The story follows the journey of Roger East – also an Aussie journo – who goes to Dili to investigate the disappearance of the men. He is shown in dialogue with the later president Jose Ramos Horte as the invading forces approach Dili. Horte is fleeing the country and calls East to join him and tell the story back in Australia. East’s response is brutal, but captured the truth of the situation. Paraphrased it was : ‘No one cares about a nation full of Timorese people getting slaughtered – that isn’t a story – but if I can uncover the truth about 5 white journalists who have been killed then it will become a story…’
Ouch… but how true. Tens of thousands of brown people getting slaughtered won’t register with viewers, but five of our own people… now that’s a different issue, isn’t it?…
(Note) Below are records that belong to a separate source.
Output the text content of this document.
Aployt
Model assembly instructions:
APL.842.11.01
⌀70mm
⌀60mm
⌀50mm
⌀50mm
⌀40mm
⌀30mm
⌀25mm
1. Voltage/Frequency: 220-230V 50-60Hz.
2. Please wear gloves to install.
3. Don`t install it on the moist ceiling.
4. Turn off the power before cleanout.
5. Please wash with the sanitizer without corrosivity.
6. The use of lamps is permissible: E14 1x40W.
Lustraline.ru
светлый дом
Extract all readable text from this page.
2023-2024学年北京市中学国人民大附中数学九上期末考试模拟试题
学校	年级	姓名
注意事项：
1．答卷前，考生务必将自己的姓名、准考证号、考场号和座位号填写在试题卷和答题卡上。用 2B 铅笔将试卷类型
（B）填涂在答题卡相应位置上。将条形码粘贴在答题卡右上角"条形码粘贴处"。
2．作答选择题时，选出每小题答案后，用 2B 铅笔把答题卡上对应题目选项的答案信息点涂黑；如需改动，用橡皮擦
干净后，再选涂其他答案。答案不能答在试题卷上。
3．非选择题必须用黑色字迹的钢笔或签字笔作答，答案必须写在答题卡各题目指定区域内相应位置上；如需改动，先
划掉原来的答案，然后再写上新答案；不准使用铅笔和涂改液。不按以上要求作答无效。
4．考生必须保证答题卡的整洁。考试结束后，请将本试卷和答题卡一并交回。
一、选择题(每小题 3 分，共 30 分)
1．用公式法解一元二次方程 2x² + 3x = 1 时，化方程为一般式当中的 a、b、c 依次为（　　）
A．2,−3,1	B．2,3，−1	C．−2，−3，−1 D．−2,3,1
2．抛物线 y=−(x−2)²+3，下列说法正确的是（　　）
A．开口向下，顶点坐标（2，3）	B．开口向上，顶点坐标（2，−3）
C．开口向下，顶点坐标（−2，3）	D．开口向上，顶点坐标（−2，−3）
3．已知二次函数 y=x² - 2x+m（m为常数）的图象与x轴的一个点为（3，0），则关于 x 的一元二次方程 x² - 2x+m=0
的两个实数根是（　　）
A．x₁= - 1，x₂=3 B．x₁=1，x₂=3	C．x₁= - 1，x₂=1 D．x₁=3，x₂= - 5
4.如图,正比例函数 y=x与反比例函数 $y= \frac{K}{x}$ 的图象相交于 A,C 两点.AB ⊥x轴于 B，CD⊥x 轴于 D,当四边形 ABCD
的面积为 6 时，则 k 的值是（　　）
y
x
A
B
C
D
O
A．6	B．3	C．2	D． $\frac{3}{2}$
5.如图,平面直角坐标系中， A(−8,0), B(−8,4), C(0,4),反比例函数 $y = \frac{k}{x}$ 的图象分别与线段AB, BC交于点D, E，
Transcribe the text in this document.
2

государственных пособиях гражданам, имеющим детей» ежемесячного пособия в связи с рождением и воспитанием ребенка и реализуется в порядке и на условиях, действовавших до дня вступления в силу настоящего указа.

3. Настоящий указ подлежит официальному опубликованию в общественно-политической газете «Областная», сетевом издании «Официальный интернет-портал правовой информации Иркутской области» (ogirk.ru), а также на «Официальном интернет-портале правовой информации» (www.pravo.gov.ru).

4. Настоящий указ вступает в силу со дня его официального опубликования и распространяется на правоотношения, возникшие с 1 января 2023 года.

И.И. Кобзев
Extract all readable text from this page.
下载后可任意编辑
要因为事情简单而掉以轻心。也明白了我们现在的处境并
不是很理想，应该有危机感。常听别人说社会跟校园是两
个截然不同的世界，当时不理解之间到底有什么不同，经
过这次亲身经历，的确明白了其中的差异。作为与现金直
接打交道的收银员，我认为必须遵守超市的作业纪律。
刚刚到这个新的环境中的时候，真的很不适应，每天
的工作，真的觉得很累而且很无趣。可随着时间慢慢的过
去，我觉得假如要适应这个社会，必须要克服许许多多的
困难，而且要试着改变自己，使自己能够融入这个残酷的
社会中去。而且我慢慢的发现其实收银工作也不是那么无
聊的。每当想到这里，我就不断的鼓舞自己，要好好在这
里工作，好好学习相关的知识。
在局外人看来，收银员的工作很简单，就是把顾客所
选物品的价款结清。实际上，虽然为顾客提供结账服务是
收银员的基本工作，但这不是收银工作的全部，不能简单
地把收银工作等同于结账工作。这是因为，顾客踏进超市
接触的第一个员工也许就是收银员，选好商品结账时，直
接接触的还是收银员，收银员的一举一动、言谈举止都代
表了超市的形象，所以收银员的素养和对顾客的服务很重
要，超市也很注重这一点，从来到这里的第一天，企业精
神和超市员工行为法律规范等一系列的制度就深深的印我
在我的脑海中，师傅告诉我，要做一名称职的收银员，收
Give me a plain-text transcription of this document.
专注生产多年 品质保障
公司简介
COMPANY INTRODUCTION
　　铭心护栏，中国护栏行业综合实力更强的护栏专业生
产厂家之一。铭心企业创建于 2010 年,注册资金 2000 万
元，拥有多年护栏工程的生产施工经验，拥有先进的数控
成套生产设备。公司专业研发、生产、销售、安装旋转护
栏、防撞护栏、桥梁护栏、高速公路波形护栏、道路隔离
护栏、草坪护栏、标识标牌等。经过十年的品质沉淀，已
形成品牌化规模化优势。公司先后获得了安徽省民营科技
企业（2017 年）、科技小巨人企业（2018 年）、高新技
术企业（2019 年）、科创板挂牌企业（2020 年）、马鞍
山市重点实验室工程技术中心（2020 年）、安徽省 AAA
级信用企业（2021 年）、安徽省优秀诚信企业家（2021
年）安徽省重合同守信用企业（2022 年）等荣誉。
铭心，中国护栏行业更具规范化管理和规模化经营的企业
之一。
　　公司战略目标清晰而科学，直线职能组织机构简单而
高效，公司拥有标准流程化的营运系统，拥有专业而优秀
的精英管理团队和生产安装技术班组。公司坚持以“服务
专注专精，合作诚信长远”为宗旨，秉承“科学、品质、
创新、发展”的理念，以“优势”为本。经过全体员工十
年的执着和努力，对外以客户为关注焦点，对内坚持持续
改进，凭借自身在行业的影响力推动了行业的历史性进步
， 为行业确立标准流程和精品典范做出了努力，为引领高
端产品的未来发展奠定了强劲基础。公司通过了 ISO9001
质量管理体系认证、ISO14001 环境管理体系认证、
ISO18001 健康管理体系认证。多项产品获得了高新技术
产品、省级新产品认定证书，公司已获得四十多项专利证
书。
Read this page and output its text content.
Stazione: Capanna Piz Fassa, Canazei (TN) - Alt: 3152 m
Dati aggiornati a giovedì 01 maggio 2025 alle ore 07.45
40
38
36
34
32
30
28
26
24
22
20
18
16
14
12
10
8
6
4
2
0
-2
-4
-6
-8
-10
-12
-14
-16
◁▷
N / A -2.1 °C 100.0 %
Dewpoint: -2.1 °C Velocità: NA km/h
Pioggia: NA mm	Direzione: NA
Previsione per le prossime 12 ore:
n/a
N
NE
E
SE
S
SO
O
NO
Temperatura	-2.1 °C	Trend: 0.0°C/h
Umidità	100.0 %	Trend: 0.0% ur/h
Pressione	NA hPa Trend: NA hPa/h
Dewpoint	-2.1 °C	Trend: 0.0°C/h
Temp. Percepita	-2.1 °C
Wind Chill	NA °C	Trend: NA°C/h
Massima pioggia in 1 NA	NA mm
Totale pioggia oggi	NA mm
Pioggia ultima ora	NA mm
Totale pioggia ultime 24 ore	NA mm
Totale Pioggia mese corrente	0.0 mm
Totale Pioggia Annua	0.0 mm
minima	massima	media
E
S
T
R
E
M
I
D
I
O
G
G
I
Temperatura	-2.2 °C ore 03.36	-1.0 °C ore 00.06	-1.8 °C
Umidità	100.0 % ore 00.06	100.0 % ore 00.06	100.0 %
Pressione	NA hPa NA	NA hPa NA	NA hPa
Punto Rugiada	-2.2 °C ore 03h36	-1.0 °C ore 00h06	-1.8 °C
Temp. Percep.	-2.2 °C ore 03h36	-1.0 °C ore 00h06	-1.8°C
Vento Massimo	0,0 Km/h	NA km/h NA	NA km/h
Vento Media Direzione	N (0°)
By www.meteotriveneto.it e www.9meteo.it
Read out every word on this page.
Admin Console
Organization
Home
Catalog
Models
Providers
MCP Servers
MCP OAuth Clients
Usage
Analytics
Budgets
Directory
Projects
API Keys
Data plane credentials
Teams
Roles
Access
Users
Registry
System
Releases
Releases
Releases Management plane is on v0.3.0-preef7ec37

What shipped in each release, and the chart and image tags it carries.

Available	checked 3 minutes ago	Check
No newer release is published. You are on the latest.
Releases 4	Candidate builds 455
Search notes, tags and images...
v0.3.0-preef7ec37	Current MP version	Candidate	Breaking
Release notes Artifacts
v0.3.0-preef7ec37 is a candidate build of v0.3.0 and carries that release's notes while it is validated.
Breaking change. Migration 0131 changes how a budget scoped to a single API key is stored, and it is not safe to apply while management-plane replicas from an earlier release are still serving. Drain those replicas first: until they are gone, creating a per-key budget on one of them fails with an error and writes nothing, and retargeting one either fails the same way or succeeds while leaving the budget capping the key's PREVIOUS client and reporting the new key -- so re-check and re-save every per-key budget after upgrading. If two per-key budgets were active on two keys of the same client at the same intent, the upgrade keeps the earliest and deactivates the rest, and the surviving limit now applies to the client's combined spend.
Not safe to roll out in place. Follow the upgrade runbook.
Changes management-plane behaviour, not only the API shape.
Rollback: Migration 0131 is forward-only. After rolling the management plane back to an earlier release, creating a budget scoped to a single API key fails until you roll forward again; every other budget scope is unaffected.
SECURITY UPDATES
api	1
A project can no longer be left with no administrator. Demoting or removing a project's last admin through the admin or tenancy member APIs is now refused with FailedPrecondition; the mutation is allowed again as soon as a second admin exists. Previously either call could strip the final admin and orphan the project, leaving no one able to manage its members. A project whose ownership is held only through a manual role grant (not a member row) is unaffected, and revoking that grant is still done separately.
After choosing to stay, East was killed by firing squad a short time later, and the whole episode has been the subject of a war crimes investigation. What was equally disturbing (according to my reading of events) was that the US and Australia by and large turned a blind eye to all that took place because it wasn’t politically expedient to get involved. The US had formulated a policy of ‘silence’ on the invasion. That coupled with fear of a potential communist state developing appears to the reason the US and Australia kept silent.
Balibo is a brutal and disturbing movie on many levels and my brief reading of the history leaves me equally disturbed.
What a lovely surprise to receive this post about the Balibo atrocity, whoever you are.
I would like to hear directly from you if it appeals to you. The ordered murder of Gary Cunningham, Tony Stewart, Malcolm Rennie, Brian Peters, Greg Shackleton and then again on orders, the murder of Roger East witnessed by over a hundred Timorese citizens and the complete refusal to interrupt trade between DFAT and subsequent Australian governments with Indonesia over the past 38 years bodes badly for Australians.
I
If you are murdered in a country who trades with Australia you could suffer the same fate as the Balibo Five. And their murders heralded 24 years of genocide.